Something that has been bugging me I should mention. In the design implimentation phase of our internet project I had to do a bit of under the bonnet work to prove to the Applications Team that we could impliment the design that we had developed. I made a few mock ups using CSS layout techniques where I was able to recreate the design exactly as we had built it in Photoshop. The apps team said it wouldn’t work and that SharePoint was a dynamic… blah blah blah. I downloaded a copy of SharePoint Designer, requested access to the test site and plugged in to see what I could make of it. To my horror I saw masses and masses of nested within nested tables everywhere. Yup, even at the end of the first decade of this new millinium, the code gurus over at Microsoft are relying on nested tables to layout their webpages and widgets. As usual, MS and web standards are NOT getting along.
I tooled around for a few days wrestling with SP Designer trying to see if I could convert the master.page and associated includes into CSS layouts. I even scouted around blogs to find if anyone else had tried or had any luck with this. I even thought for a while that I might be the first person to crack a CSS layout. It soon became apparent that the incredibly complicated nature of SharePoint would probably take a PHD to locate every layout table and convert into some CSS.

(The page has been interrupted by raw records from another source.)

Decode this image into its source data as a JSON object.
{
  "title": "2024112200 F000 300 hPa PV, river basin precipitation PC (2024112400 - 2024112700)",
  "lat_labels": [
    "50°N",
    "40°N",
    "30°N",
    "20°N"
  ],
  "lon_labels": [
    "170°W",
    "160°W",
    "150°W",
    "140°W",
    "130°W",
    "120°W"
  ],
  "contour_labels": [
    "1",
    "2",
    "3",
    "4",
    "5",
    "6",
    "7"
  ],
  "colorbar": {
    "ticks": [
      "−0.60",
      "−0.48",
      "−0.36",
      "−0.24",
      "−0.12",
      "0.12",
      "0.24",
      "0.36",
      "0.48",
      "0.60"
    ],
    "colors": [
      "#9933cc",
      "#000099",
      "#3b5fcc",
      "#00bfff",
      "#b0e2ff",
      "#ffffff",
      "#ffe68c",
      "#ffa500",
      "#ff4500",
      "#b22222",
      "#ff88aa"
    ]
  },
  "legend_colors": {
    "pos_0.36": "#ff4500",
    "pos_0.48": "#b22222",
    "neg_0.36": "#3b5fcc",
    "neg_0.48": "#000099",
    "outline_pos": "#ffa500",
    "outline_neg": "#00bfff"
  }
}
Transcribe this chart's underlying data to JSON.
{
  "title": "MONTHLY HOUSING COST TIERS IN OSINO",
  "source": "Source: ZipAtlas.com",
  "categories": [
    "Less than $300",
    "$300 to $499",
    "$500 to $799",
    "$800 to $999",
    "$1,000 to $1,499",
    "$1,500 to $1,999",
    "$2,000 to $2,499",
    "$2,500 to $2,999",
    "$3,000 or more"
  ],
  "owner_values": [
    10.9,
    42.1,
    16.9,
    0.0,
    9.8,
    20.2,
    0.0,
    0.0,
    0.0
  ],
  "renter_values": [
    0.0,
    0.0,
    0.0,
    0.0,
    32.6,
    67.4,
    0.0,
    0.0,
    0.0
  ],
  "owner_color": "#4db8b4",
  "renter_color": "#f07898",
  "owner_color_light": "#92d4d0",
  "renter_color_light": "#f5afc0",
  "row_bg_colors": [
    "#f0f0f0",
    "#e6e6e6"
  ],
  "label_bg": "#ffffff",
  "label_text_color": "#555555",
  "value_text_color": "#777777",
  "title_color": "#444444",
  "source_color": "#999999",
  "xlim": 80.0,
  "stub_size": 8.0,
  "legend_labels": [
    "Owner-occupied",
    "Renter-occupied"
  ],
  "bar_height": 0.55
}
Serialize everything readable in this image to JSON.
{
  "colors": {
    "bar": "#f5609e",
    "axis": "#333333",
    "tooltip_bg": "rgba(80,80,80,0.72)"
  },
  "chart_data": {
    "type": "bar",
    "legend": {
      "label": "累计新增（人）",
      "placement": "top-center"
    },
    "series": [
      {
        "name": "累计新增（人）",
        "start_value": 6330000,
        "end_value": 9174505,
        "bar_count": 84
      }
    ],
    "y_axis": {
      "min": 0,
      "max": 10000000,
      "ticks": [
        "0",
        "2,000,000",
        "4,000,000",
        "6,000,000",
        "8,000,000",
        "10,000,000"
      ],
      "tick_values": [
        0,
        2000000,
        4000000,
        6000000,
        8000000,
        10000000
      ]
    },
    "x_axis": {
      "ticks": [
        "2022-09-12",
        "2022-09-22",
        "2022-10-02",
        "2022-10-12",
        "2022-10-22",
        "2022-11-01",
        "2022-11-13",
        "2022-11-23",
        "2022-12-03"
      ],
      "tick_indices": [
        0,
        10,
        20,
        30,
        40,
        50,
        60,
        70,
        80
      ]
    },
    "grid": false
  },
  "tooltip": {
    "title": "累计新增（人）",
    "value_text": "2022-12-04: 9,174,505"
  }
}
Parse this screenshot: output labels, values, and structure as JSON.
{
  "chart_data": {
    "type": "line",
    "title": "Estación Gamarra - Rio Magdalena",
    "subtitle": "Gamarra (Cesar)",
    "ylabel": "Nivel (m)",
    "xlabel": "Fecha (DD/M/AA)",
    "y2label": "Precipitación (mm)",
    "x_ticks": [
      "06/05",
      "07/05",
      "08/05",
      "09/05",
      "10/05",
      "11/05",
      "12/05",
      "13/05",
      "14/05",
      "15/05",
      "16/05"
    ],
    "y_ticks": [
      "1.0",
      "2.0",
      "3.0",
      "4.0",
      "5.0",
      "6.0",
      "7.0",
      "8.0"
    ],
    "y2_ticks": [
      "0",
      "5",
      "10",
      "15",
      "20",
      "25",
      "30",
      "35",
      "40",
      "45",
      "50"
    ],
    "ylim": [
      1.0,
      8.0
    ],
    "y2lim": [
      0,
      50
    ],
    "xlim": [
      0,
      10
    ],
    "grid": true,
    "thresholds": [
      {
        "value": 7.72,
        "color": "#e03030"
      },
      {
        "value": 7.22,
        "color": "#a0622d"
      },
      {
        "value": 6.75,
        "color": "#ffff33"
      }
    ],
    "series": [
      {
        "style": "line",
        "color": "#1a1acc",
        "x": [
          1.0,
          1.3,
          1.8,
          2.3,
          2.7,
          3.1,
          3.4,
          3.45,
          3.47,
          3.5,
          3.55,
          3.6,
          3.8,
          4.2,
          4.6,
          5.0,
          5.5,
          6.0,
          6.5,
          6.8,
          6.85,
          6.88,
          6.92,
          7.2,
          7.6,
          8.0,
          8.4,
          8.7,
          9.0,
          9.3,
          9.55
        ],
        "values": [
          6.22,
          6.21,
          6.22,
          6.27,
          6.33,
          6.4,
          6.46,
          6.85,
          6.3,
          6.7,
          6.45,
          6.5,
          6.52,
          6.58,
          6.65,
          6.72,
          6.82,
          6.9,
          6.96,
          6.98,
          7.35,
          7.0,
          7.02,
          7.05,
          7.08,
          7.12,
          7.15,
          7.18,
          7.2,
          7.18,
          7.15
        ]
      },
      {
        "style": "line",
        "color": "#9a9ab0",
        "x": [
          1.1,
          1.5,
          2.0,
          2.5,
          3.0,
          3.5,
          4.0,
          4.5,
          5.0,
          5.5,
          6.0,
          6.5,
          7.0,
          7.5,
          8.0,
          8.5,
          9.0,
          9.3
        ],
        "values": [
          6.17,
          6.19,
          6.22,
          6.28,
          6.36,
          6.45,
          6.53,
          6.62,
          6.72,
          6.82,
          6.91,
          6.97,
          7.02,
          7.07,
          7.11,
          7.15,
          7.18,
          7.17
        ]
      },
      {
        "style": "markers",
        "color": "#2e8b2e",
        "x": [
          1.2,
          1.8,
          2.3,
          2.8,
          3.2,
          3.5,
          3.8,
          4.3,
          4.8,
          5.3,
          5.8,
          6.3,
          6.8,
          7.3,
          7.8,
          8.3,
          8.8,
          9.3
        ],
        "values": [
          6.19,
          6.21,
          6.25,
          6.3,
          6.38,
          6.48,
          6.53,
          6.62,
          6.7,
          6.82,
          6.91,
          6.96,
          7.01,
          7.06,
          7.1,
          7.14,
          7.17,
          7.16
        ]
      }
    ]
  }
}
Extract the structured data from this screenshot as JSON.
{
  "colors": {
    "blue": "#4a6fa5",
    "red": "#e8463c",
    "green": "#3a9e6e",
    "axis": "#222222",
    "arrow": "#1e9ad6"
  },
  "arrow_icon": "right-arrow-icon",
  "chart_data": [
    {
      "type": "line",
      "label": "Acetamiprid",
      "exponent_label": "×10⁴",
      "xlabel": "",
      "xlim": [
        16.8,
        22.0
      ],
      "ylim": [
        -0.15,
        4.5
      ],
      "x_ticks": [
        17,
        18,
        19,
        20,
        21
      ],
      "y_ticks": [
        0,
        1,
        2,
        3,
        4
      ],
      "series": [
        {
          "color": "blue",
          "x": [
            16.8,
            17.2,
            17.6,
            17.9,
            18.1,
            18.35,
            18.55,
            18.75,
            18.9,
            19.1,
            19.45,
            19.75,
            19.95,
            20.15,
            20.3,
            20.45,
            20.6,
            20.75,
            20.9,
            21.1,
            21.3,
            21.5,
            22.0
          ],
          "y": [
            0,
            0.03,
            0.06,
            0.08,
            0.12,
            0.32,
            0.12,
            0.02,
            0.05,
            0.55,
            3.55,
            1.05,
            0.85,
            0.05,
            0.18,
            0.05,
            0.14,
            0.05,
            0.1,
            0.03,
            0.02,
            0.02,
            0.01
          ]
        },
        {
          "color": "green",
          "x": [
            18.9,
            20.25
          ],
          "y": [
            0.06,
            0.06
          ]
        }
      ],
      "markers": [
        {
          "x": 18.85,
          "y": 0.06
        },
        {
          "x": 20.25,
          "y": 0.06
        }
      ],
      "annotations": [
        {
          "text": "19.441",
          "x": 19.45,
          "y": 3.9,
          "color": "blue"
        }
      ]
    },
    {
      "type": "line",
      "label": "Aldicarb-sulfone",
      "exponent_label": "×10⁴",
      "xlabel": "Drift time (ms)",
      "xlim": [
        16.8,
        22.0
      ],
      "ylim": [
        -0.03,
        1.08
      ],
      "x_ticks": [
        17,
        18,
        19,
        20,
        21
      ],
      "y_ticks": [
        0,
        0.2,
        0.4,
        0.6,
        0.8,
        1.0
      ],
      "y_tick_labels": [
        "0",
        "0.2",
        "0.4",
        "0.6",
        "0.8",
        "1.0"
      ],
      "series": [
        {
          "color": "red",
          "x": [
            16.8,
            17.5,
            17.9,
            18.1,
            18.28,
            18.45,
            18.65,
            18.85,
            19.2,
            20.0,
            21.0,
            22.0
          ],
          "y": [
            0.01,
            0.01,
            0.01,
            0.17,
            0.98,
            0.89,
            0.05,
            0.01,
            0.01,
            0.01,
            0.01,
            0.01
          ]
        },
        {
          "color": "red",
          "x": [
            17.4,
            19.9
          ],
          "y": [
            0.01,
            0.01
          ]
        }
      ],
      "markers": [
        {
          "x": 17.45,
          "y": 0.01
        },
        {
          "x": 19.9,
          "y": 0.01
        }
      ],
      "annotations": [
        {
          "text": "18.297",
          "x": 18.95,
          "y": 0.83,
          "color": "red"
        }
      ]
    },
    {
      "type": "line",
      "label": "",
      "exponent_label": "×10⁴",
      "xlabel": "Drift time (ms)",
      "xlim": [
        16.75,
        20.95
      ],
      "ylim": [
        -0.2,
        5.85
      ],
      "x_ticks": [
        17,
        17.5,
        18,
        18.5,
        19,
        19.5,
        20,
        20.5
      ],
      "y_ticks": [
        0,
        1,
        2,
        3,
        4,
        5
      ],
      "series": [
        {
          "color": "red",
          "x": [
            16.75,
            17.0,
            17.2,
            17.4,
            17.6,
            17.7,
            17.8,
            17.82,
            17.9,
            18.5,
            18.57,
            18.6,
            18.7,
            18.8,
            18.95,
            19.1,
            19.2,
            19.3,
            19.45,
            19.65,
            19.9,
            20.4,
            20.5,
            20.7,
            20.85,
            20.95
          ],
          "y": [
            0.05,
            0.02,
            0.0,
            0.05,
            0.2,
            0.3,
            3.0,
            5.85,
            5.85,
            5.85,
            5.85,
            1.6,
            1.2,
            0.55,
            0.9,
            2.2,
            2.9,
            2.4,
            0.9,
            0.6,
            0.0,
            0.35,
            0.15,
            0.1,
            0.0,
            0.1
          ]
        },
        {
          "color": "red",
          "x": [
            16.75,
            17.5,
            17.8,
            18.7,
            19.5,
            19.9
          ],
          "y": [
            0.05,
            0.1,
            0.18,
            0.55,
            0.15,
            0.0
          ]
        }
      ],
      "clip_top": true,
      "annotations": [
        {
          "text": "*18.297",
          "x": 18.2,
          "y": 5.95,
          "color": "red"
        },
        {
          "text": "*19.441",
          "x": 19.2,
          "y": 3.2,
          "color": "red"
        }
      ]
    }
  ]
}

I haven’t addressed the issues of accessibility. I guess these are compromises you make when you are supplied a webhosting platform free because you have an educational software agreement with Microsoft. Now if only Adobe could come up with and alternative. I’m sure it would be standards based. The Applications Team in IT loved saying “SharePoint does this, Contribute doesn’t” in early meetings. It seemed useles to point out that Contribute did so most things.